| Quote #1
"One fast move or I'm gone, " I realize, gone the way of the last three years of drunken hopelessness which is a physical and spiritual and metaphysical hopelessness you cant learn in school no matter how many books on existentialism or pessimism you read, or how many jugs of vision producing Ayahuasca you drink, or Mescaline take, or Peyote goop up with – (2.1)
From the beginning of the novel, Jack admits that his kind of sickness can only be felt – it can't be understood through literary renderings.
| Quote #2
Tho why after three weeks of perfect happy peace and adjustment in these strange woods my soul so went down the drain when I came back with Dave Wain and Romana and my girl Billie and her kid, I'll never know -- Worth the telling only if I dig deep into everything. (5.2)

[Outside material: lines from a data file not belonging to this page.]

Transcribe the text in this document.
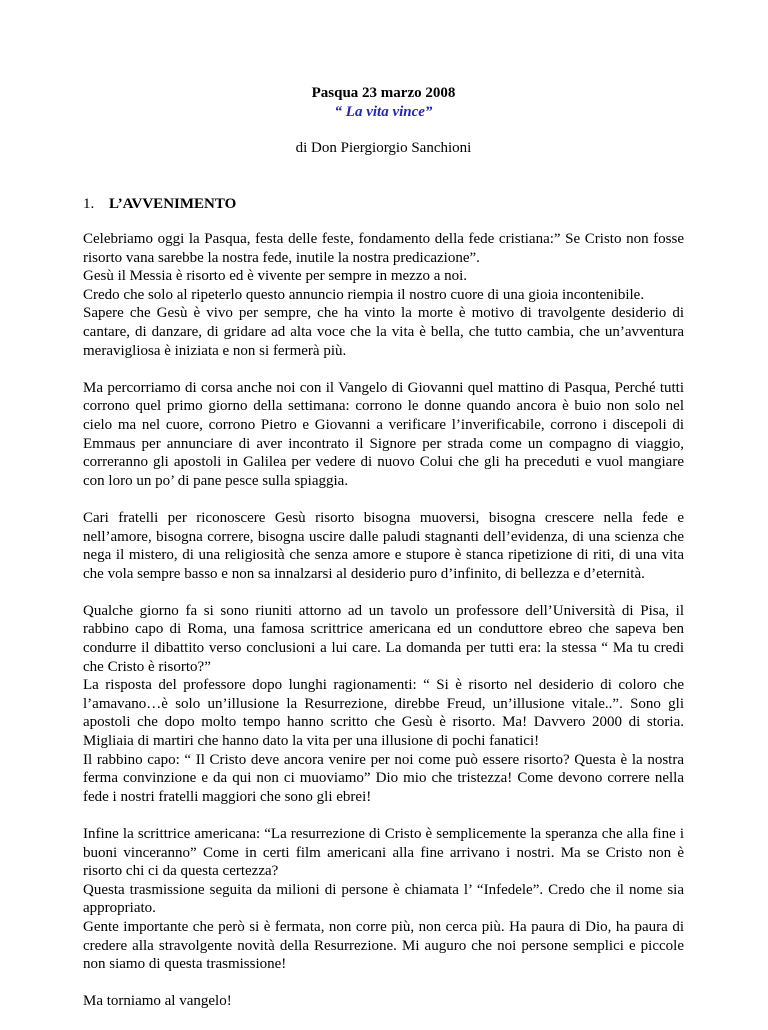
Pasqua 23 marzo 2008
“ La vita vince”
di Don Piergiorgio Sanchioni
1. L’AVVENIMENTO
Celebriamo oggi la Pasqua, festa delle feste, fondamento della fede cristiana:” Se Cristo non fosse
risorto vana sarebbe la nostra fede, inutile la nostra predicazione”.
Gesù il Messia è risorto ed è vivente per sempre in mezzo a noi.
Credo che solo al ripeterlo questo annuncio riempia il nostro cuore di una gioia incontenibile.
Sapere che Gesù è vivo per sempre, che ha vinto la morte è motivo di travolgente desiderio di
cantare, di danzare, di gridare ad alta voce che la vita è bella, che tutto cambia, che un’avventura
meravigliosa è iniziata e non si fermerà più.
Ma percorriamo di corsa anche noi con il Vangelo di Giovanni quel mattino di Pasqua, Perché tutti
corrono quel primo giorno della settimana: corrono le donne quando ancora è buio non solo nel
cielo ma nel cuore, corrono Pietro e Giovanni a verificare l’inverificabile, corrono i discepoli di
Emmaus per annunciare di aver incontrato il Signore per strada come un compagno di viaggio,
correranno gli apostoli in Galilea per vedere di nuovo Colui che gli ha preceduti e vuol mangiare
con loro un po’ di pane pesce sulla spiaggia.
Cari fratelli per riconoscere Gesù risorto bisogna muoversi, bisogna crescere nella fede e
nell’amore, bisogna correre, bisogna uscire dalle paludi stagnanti dell’evidenza, di una scienza che
nega il mistero, di una religiosità che senza amore e stupore è stanca ripetizione di riti, di una vita
che vola sempre basso e non sa innalzarsi al desiderio puro d’infinito, di bellezza e d’eternità.
Qualche giorno fa si sono riuniti attorno ad un tavolo un professore dell’Università di Pisa, il
rabbino capo di Roma, una famosa scrittrice americana ed un conduttore ebreo che sapeva ben
condurre il dibattito verso conclusioni a lui care. La domanda per tutti era: la stessa “ Ma tu credi
che Cristo è risorto?”
La risposta del professore dopo lunghi ragionamenti: “ Si è risorto nel desiderio di coloro che
l’amavano…è solo un’illusione la Resurrezione, direbbe Freud, un’illusione vitale..”. Sono gli
apostoli che dopo molto tempo hanno scritto che Gesù è risorto. Ma! Davvero 2000 di storia.
Migliaia di martiri che hanno dato la vita per una illusione di pochi fanatici!
Il rabbino capo: “ Il Cristo deve ancora venire per noi come può essere risorto? Questa è la nostra
ferma convinzione e da qui non ci muoviamo” Dio mio che tristezza! Come devono correre nella
fede i nostri fratelli maggiori che sono gli ebrei!
Infine la scrittrice americana: “La resurrezione di Cristo è semplicemente la speranza che alla fine i
buoni vinceranno” Come in certi film americani alla fine arrivano i nostri. Ma se Cristo non è
risorto chi ci da questa certezza?
Questa trasmissione seguita da milioni di persone è chiamata l’ “Infedele”. Credo che il nome sia
appropriato.
Gente importante che però si è fermata, non corre più, non cerca più. Ha paura di Dio, ha paura di
credere alla stravolgente novità della Resurrezione. Mi auguro che noi persone semplici e piccole
non siamo di questa trasmissione!
Ma torniamo al vangelo!
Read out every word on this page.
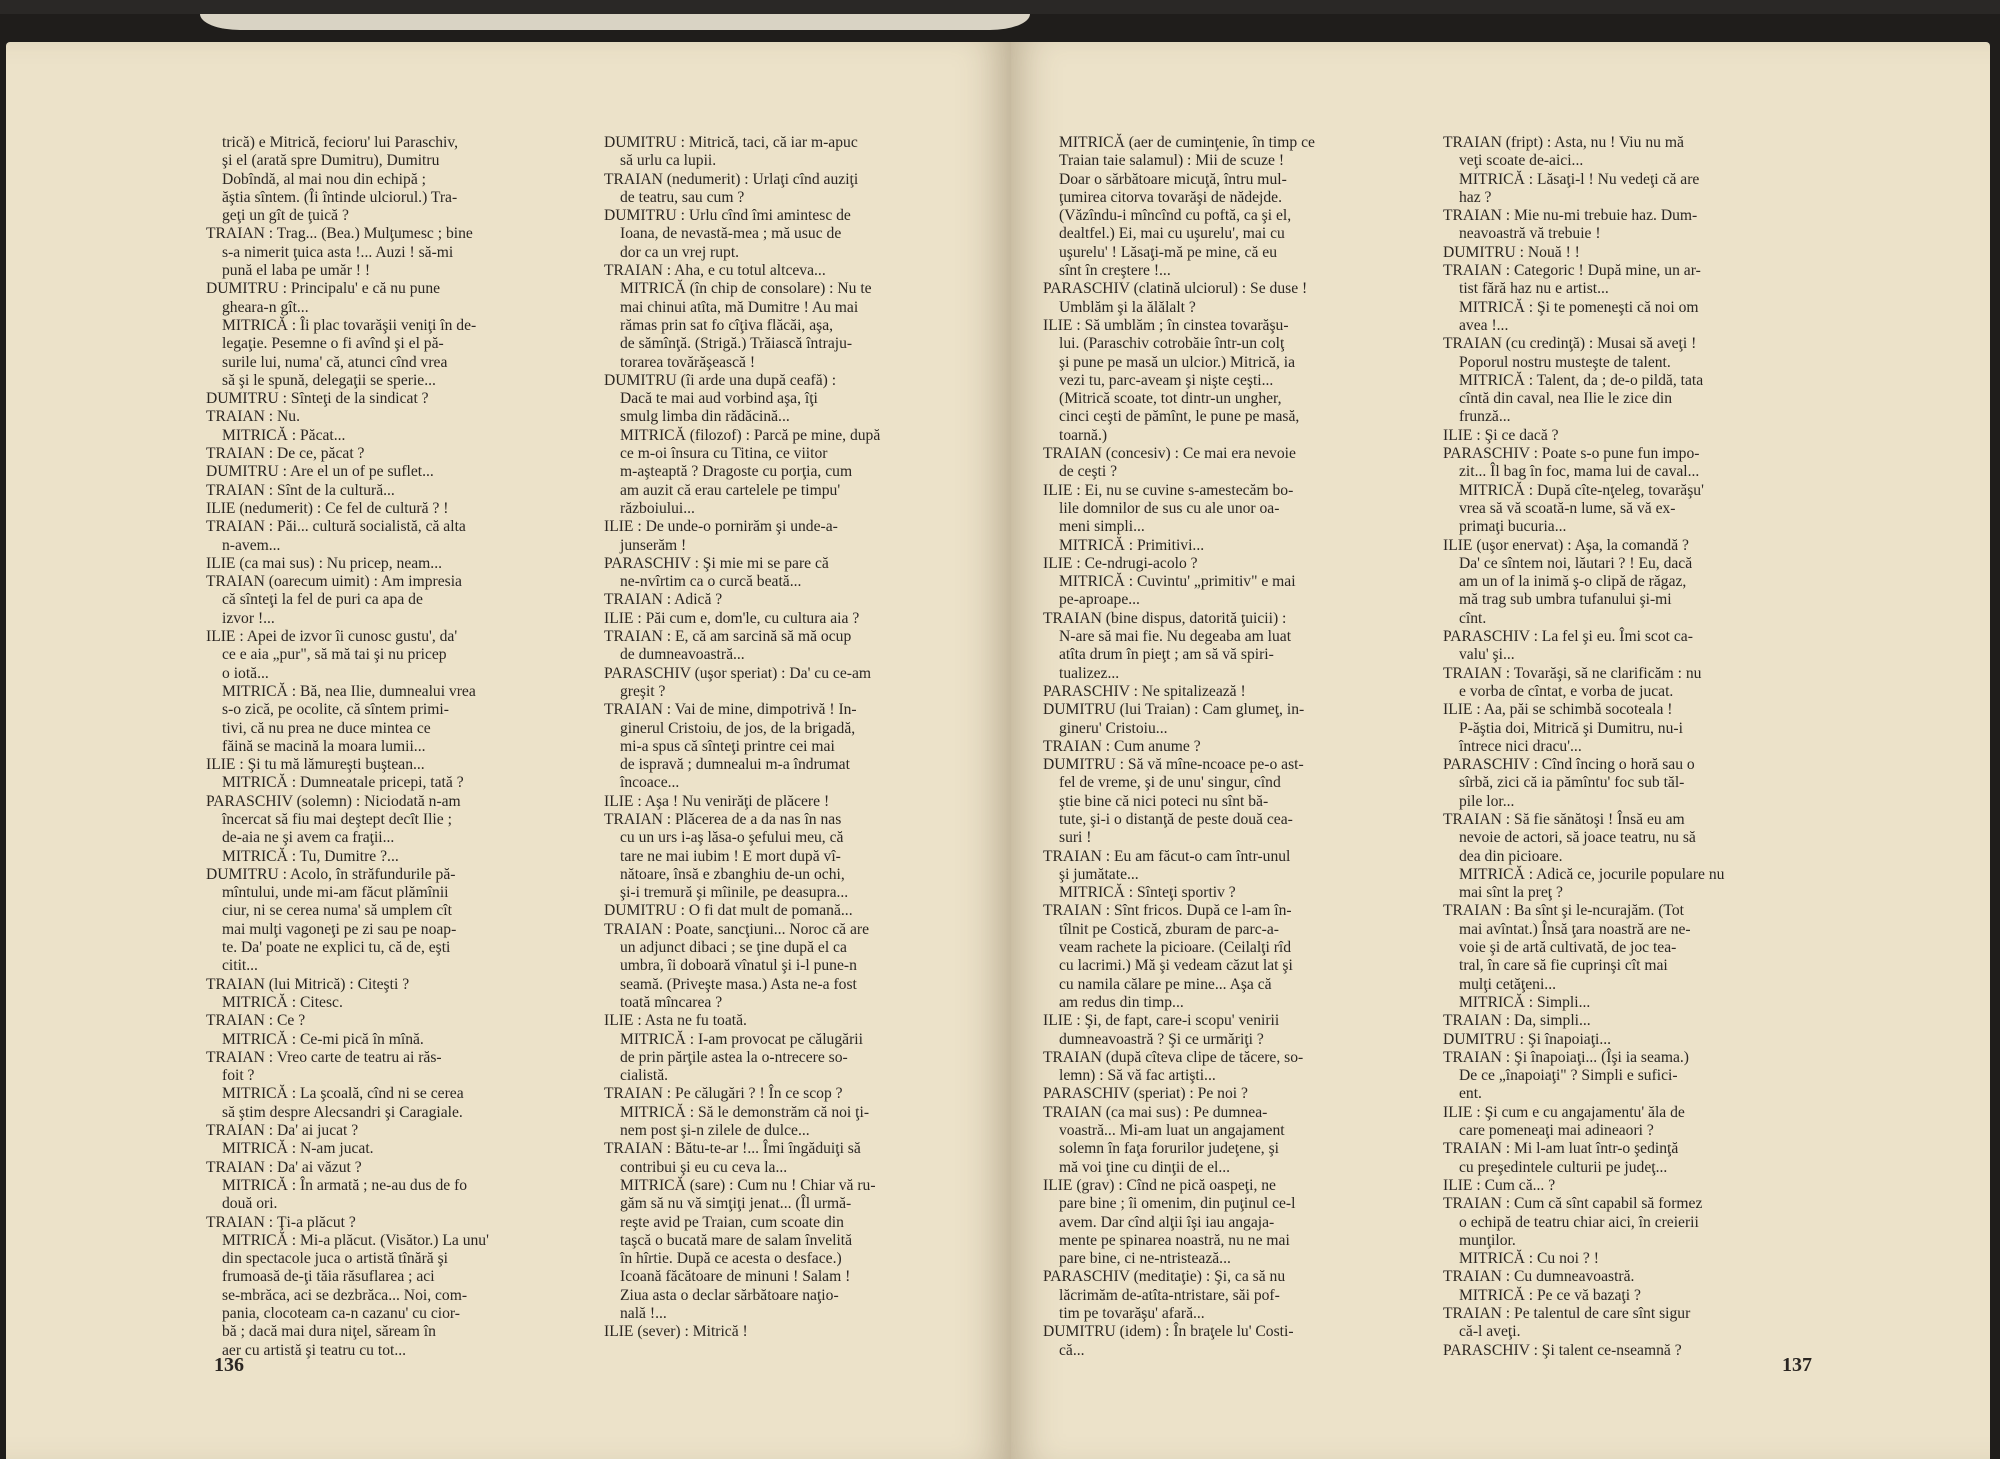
trică) e Mitrică, fecioru' lui Paraschiv,
şi el (arată spre Dumitru), Dumitru
Dobîndă, al mai nou din echipă ;
ăştia sîntem. (Îi întinde ulciorul.) Tra-
geţi un gît de ţuică ?
TRAIAN : Trag... (Bea.) Mulţumesc ; bine
s-a nimerit ţuica asta !... Auzi ! să-mi
pună el laba pe umăr ! !
DUMITRU : Principalu' e că nu pune
gheara-n gît...
MITRICĂ : Îi plac tovarăşii veniţi în de-
legaţie. Pesemne o fi avînd şi el pă-
surile lui, numa' că, atunci cînd vrea
să şi le spună, delegaţii se sperie...
DUMITRU : Sînteţi de la sindicat ?
TRAIAN : Nu.
MITRICĂ : Păcat...
TRAIAN : De ce, păcat ?
DUMITRU : Are el un of pe suflet...
TRAIAN : Sînt de la cultură...
ILIE (nedumerit) : Ce fel de cultură ? !
TRAIAN : Păi... cultură socialistă, că alta
n-avem...
ILIE (ca mai sus) : Nu pricep, neam...
TRAIAN (oarecum uimit) : Am impresia
că sînteţi la fel de puri ca apa de
izvor !...
ILIE : Apei de izvor îi cunosc gustu', da'
ce e aia „pur", să mă tai şi nu pricep
o iotă...
MITRICĂ : Bă, nea Ilie, dumnealui vrea
s-o zică, pe ocolite, că sîntem primi-
tivi, că nu prea ne duce mintea ce
făină se macină la moara lumii...
ILIE : Şi tu mă lămureşti buştean...
MITRICĂ : Dumneatale pricepi, tată ?
PARASCHIV (solemn) : Niciodată n-am
încercat să fiu mai deştept decît Ilie ;
de-aia ne şi avem ca fraţii...
MITRICĂ : Tu, Dumitre ?...
DUMITRU : Acolo, în străfundurile pă-
mîntului, unde mi-am făcut plămînii
ciur, ni se cerea numa' să umplem cît
mai mulţi vagoneţi pe zi sau pe noap-
te. Da' poate ne explici tu, că de, eşti
citit...
TRAIAN (lui Mitrică) : Citeşti ?
MITRICĂ : Citesc.
TRAIAN : Ce ?
MITRICĂ : Ce-mi pică în mînă.
TRAIAN : Vreo carte de teatru ai răs-
foit ?
MITRICĂ : La şcoală, cînd ni se cerea
să ştim despre Alecsandri şi Caragiale.
TRAIAN : Da' ai jucat ?
MITRICĂ : N-am jucat.
TRAIAN : Da' ai văzut ?
MITRICĂ : În armată ; ne-au dus de fo
două ori.
TRAIAN : Ţi-a plăcut ?
MITRICĂ : Mi-a plăcut. (Visător.) La unu'
din spectacole juca o artistă tînără şi
frumoasă de-ţi tăia răsuflarea ; aci
se-mbrăca, aci se dezbrăca... Noi, com-
pania, clocoteam ca-n cazanu' cu cior-
bă ; dacă mai dura niţel, săream în
aer cu artistă şi teatru cu tot...
DUMITRU : Mitrică, taci, că iar m-apuc
să urlu ca lupii.
TRAIAN (nedumerit) : Urlaţi cînd auziţi
de teatru, sau cum ?
DUMITRU : Urlu cînd îmi amintesc de
Ioana, de nevastă-mea ; mă usuc de
dor ca un vrej rupt.
TRAIAN : Aha, e cu totul altceva...
MITRICĂ (în chip de consolare) : Nu te
mai chinui atîta, mă Dumitre ! Au mai
rămas prin sat fo cîţiva flăcăi, aşa,
de sămînţă. (Strigă.) Trăiască întraju-
torarea tovărăşească !
DUMITRU (îi arde una după ceafă) :
Dacă te mai aud vorbind aşa, îţi
smulg limba din rădăcină...
MITRICĂ (filozof) : Parcă pe mine, după
ce m-oi însura cu Titina, ce viitor
m-aşteaptă ? Dragoste cu porţia, cum
am auzit că erau cartelele pe timpu'
războiului...
ILIE : De unde-o pornirăm şi unde-a-
junserăm !
PARASCHIV : Şi mie mi se pare că
ne-nvîrtim ca o curcă beată...
TRAIAN : Adică ?
ILIE : Păi cum e, dom'le, cu cultura aia ?
TRAIAN : E, că am sarcină să mă ocup
de dumneavoastră...
PARASCHIV (uşor speriat) : Da' cu ce-am
greşit ?
TRAIAN : Vai de mine, dimpotrivă ! In-
ginerul Cristoiu, de jos, de la brigadă,
mi-a spus că sînteţi printre cei mai
de ispravă ; dumnealui m-a îndrumat
încoace...
ILIE : Aşa ! Nu venirăţi de plăcere !
TRAIAN : Plăcerea de a da nas în nas
cu un urs i-aş lăsa-o şefului meu, că
tare ne mai iubim ! E mort după vî-
nătoare, însă e zbanghiu de-un ochi,
şi-i tremură şi mîinile, pe deasupra...
DUMITRU : O fi dat mult de pomană...
TRAIAN : Poate, sancţiuni... Noroc că are
un adjunct dibaci ; se ţine după el ca
umbra, îi doboară vînatul şi i-l pune-n
seamă. (Priveşte masa.) Asta ne-a fost
toată mîncarea ?
ILIE : Asta ne fu toată.
MITRICĂ : I-am provocat pe călugării
de prin părţile astea la o-ntrecere so-
cialistă.
TRAIAN : Pe călugări ? ! În ce scop ?
MITRICĂ : Să le demonstrăm că noi ţi-
nem post şi-n zilele de dulce...
TRAIAN : Bătu-te-ar !... Îmi îngăduiţi să
contribui şi eu cu ceva la...
MITRICĂ (sare) : Cum nu ! Chiar vă ru-
găm să nu vă simţiţi jenat... (Îl urmă-
reşte avid pe Traian, cum scoate din
taşcă o bucată mare de salam învelită
în hîrtie. După ce acesta o desface.)
Icoană făcătoare de minuni ! Salam !
Ziua asta o declar sărbătoare naţio-
nală !...
ILIE (sever) : Mitrică !
136
MITRICĂ (aer de cuminţenie, în timp ce
Traian taie salamul) : Mii de scuze !
Doar o sărbătoare micuţă, întru mul-
ţumirea citorva tovarăşi de nădejde.
(Văzîndu-i mîncînd cu poftă, ca şi el,
dealtfel.) Ei, mai cu uşurelu', mai cu
uşurelu' ! Lăsaţi-mă pe mine, că eu
sînt în creştere !...
PARASCHIV (clatină ulciorul) : Se duse !
Umblăm şi la ălălalt ?
ILIE : Să umblăm ; în cinstea tovarăşu-
lui. (Paraschiv cotrobăie într-un colţ
şi pune pe masă un ulcior.) Mitrică, ia
vezi tu, parc-aveam şi nişte ceşti...
(Mitrică scoate, tot dintr-un ungher,
cinci ceşti de pămînt, le pune pe masă,
toarnă.)
TRAIAN (concesiv) : Ce mai era nevoie
de ceşti ?
ILIE : Ei, nu se cuvine s-amestecăm bo-
lile domnilor de sus cu ale unor oa-
meni simpli...
MITRICĂ : Primitivi...
ILIE : Ce-ndrugi-acolo ?
MITRICĂ : Cuvintu' „primitiv" e mai
pe-aproape...
TRAIAN (bine dispus, datorită ţuicii) :
N-are să mai fie. Nu degeaba am luat
atîta drum în pieţt ; am să vă spiri-
tualizez...
PARASCHIV : Ne spitalizează !
DUMITRU (lui Traian) : Cam glumeţ, in-
gineru' Cristoiu...
TRAIAN : Cum anume ?
DUMITRU : Să vă mîne-ncoace pe-o ast-
fel de vreme, şi de unu' singur, cînd
ştie bine că nici poteci nu sînt bă-
tute, şi-i o distanţă de peste două cea-
suri !
TRAIAN : Eu am făcut-o cam într-unul
şi jumătate...
MITRICĂ : Sînteţi sportiv ?
TRAIAN : Sînt fricos. După ce l-am în-
tîlnit pe Costică, zburam de parc-a-
veam rachete la picioare. (Ceilalţi rîd
cu lacrimi.) Mă şi vedeam căzut lat şi
cu namila călare pe mine... Aşa că
am redus din timp...
ILIE : Şi, de fapt, care-i scopu' venirii
dumneavoastră ? Şi ce urmăriţi ?
TRAIAN (după cîteva clipe de tăcere, so-
lemn) : Să vă fac artişti...
PARASCHIV (speriat) : Pe noi ?
TRAIAN (ca mai sus) : Pe dumnea-
voastră... Mi-am luat un angajament
solemn în faţa forurilor judeţene, şi
mă voi ţine cu dinţii de el...
ILIE (grav) : Cînd ne pică oaspeţi, ne
pare bine ; îi omenim, din puţinul ce-l
avem. Dar cînd alţii îşi iau angaja-
mente pe spinarea noastră, nu ne mai
pare bine, ci ne-ntristează...
PARASCHIV (meditaţie) : Şi, ca să nu
lăcrimăm de-atîta-ntristare, săi pof-
tim pe tovarăşu' afară...
DUMITRU (idem) : În braţele lu' Costi-
că...
TRAIAN (fript) : Asta, nu ! Viu nu mă
veţi scoate de-aici...
MITRICĂ : Lăsaţi-l ! Nu vedeţi că are
haz ?
TRAIAN : Mie nu-mi trebuie haz. Dum-
neavoastră vă trebuie !
DUMITRU : Nouă ! !
TRAIAN : Categoric ! După mine, un ar-
tist fără haz nu e artist...
MITRICĂ : Şi te pomeneşti că noi om
avea !...
TRAIAN (cu credinţă) : Musai să aveţi !
Poporul nostru musteşte de talent.
MITRICĂ : Talent, da ; de-o pildă, tata
cîntă din caval, nea Ilie le zice din
frunză...
ILIE : Şi ce dacă ?
PARASCHIV : Poate s-o pune fun impo-
zit... Îl bag în foc, mama lui de caval...
MITRICĂ : După cîte-nţeleg, tovarăşu'
vrea să vă scoată-n lume, să vă ex-
primaţi bucuria...
ILIE (uşor enervat) : Aşa, la comandă ?
Da' ce sîntem noi, lăutari ? ! Eu, dacă
am un of la inimă ş-o clipă de răgaz,
mă trag sub umbra tufanului şi-mi
cînt.
PARASCHIV : La fel şi eu. Îmi scot ca-
valu' şi...
TRAIAN : Tovarăşi, să ne clarificăm : nu
e vorba de cîntat, e vorba de jucat.
ILIE : Aa, păi se schimbă socoteala !
P-ăştia doi, Mitrică şi Dumitru, nu-i
întrece nici dracu'...
PARASCHIV : Cînd încing o horă sau o
sîrbă, zici că ia pămîntu' foc sub tăl-
pile lor...
TRAIAN : Să fie sănătoşi ! Însă eu am
nevoie de actori, să joace teatru, nu să
dea din picioare.
MITRICĂ : Adică ce, jocurile populare nu
mai sînt la preţ ?
TRAIAN : Ba sînt şi le-ncurajăm. (Tot
mai avîntat.) Însă ţara noastră are ne-
voie şi de artă cultivată, de joc tea-
tral, în care să fie cuprinşi cît mai
mulţi cetăţeni...
MITRICĂ : Simpli...
TRAIAN : Da, simpli...
DUMITRU : Şi înapoiaţi...
TRAIAN : Şi înapoiaţi... (Îşi ia seama.)
De ce „înapoiaţi" ? Simpli e sufici-
ent.
ILIE : Şi cum e cu angajamentu' ăla de
care pomeneaţi mai adineaori ?
TRAIAN : Mi l-am luat într-o şedinţă
cu preşedintele culturii pe judeţ...
ILIE : Cum că... ?
TRAIAN : Cum că sînt capabil să formez
o echipă de teatru chiar aici, în creierii
munţilor.
MITRICĂ : Cu noi ? !
TRAIAN : Cu dumneavoastră.
MITRICĂ : Pe ce vă bazaţi ?
TRAIAN : Pe talentul de care sînt sigur
că-l aveţi.
PARASCHIV : Şi talent ce-nseamnă ?
137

Jack has already suggested that his experiences can't be adequately explained to his readers. Maybe he's writing Big Sur for his own benefit, to better understand what happened in the cabin by the woods.
| Quote #3
And such things -- A whole mess of little joys like that amazing me when I came back in the horror of later to see how they'd all changed and become sinister, even my poor little wooden platform and mill race when my eyes and stomach nauseous and my soul screaming a thousand babbling words, oh -- It's hard to explain and best thing to do is not be false. (6.7)
Big Sur is characterized by a raw honesty – as though Kerouac is attempting, quite genuinely, to figure out and convey his experiences to us.